Legal Consultant Profile: 'The Flexible Time Scrooge' Elsa Ho..
- Can you tell us a bit about yourself?
I was transferred to HK (my hometown by birth) in 2015 after living most of my life in the UK (my adopted hometown). It was for work that I returned and it’s for the people that I decided to stay in this city amidst desperately missing the greenery, space, my local pub and unlimited access to British beef.
- What’s your journey in the legal field been like?
This is my second career and industry, so I figured at an early stage that I need move fast, to learn and position myself within it. Little did I realise at the time that the road itself is fast and furious! In the last 5 years alone, this road has taken me across 3 jurisdictions (UK, HK and Manila) with steep learning curves (BigLaw, outsource hubs, in-house and NewLaw) and a few motion sickness along the way but from where I am standing now, the journey has taken me to meet some invaluable mentors, colleagues and consultants and they alone have made this journey worthwhile.
- What made you want to get into Law and Legal Operations?
Back in 2011, I was feeling disengaged with reporting and monitoring the same process and progress as a project manager and I needed more of a challenge. Granted that I have a self-professed and unashamed love for process mapping, I investigated into further fields of education where I could continue with it. Oddly enough at the time, I saw the law books and regulations as this colossal project waiting to be mapped. I guess you could say, I mapped my way into Law.
As for Legal Operations, it wasn’t a hype in the UK when I graduated, and I never thought there’d be a role for it. Years of combining education with a full-time job have changed me into a time scrooge and I find myself scrutinizing over how and where I use my time. In my first role as a paralegal, I scrutinized over existing heretical processes. At the beginning, it was simply referred to as ‘just Elsa’s way’ of working, but it was soon noticeable that I was handling thrice the workload compared to others by simply removing wasteful processes and duplicating tasks. Similar experience from my later career in law all lead to the same conclusion - the operations of legal teams is due for a rejig and there are opportunities in it for a mapping time scrooge with project management skills.
Related Content: Interested in Legal Operations? Read 'Law as a Process: How Process Design Defines Value, Delivers Efficiency, and Drives Business Strategy' |
- What kind of clients have you worked with and on what type of matter?
I only joined KorumLegal from July but already involved with clients from corporate, startups and legal academies. Being NewLaw, KorumLegal is flexible to their client’s need so my scope of work is never the same but mainly focuses on auditing, evaluating, improving and training clients on all things process and enabling technology related. In addition, as KorumLegal’s own Legal Operations Manager, I continue to work with different departments to enhance current processes and automate some of them within our internal operations platform to reduce time and resource wastage.
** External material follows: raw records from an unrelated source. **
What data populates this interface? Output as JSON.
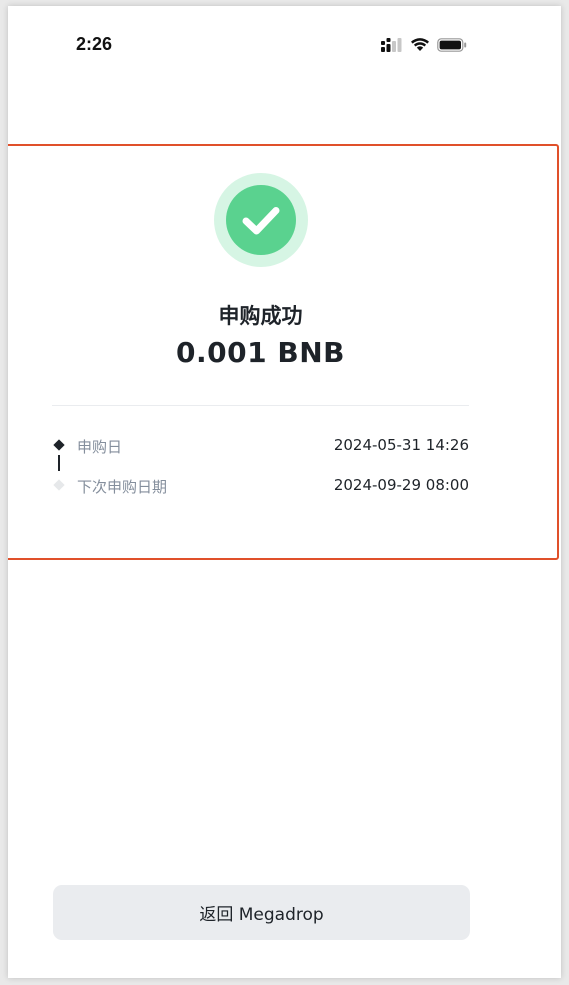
{
  "status_bar": {
    "time": "2:26",
    "icons": [
      "signal-icon",
      "wifi-icon",
      "battery-icon"
    ]
  },
  "result": {
    "title": "申购成功",
    "amount": "0.001 BNB",
    "icon": "check-circle-icon",
    "accent_color": "#5ad28f",
    "accent_light": "#d6f5e4"
  },
  "timeline": [
    {
      "label": "申购日",
      "value": "2024-05-31 14:26",
      "active": true
    },
    {
      "label": "下次申购日期",
      "value": "2024-09-29 08:00",
      "active": false
    }
  ],
  "footer": {
    "button_label": "返回 Megadrop"
  },
  "colors": {
    "highlight_border": "#e0502a",
    "text_primary": "#1e2329",
    "text_secondary": "#848e9c",
    "button_bg": "#eaecef"
  }
}
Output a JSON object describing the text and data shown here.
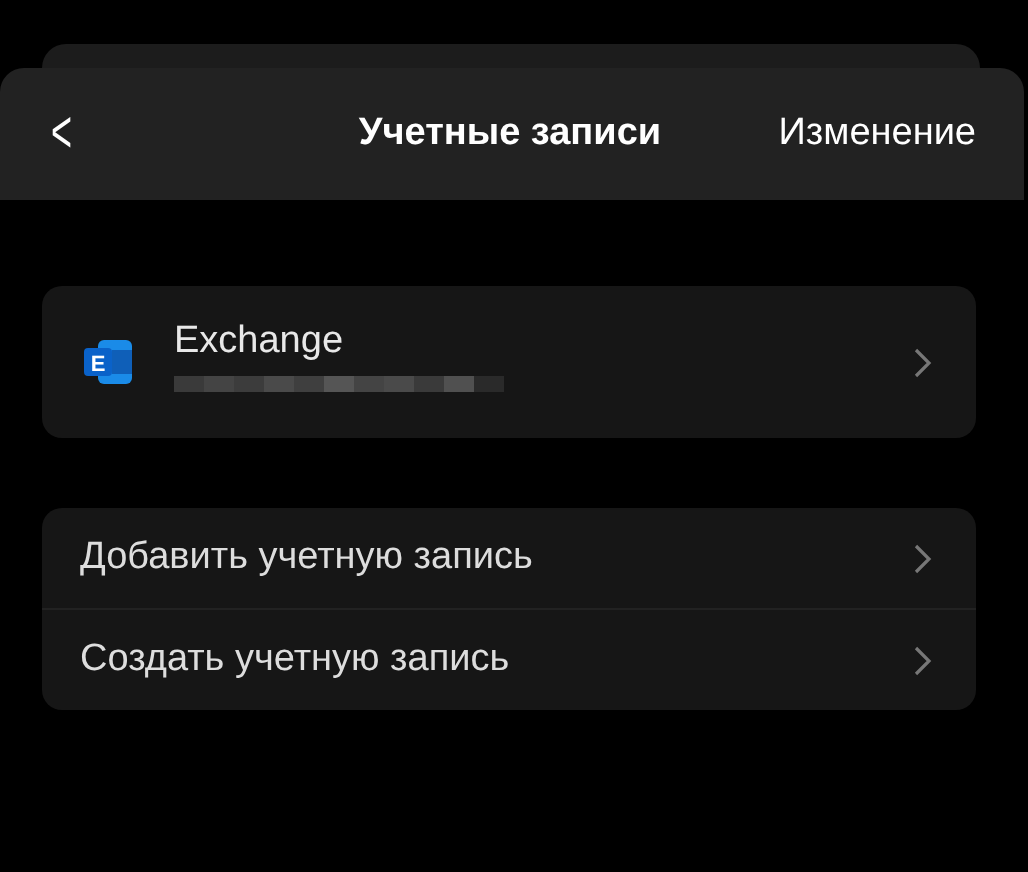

- Do you have any tips for consultants looking into joining the flexible workforce? Any Dos and Don’ts?
Other consultants have covered the general grounds in their blogs, so I want to indulge my geekiness and focus on the term ‘Multitasking’ and that it’s a means to an end and not an end in itself.
In general this is considered a good skill and you imagine someone with multiple hands holding various office items as you say the word. Now imagine the office items being replaced with contracts, policies, scalpels and drugs and suddenly you feel uneasy with the image.
The term ‘Multitasking’ originates from computer processing, defined as a single CPU simultaneously processing multiple streams of work with pre-set and predictable outcomes because everything has been pre-determined and pre-defined, resulting in a slithering chance of error. This explains why low risk items can sit comfortably in our image but not for any items where the stakes are high and undivided attention is the basic requirement to facilitate any potential favourable outcomes.
Since multitasking is a process methodology, I suggest we use it as such to process multiple streams of workloads, priorities, time restrictions, our attention span and capabilities for the day, resulting in a task list with allocated time and scope. Then, we MONOTASK, giving undivided attention to a single task until the allocated time has passed. The combination of the two methodologies provide us with the flexibility we need as legal consultants but also the focus for delivering good quality deliverables. As Joss Whedon had said ‘The secret of multitasking is that it isn’t actually multitasking. It’s just extreme focus and organization.’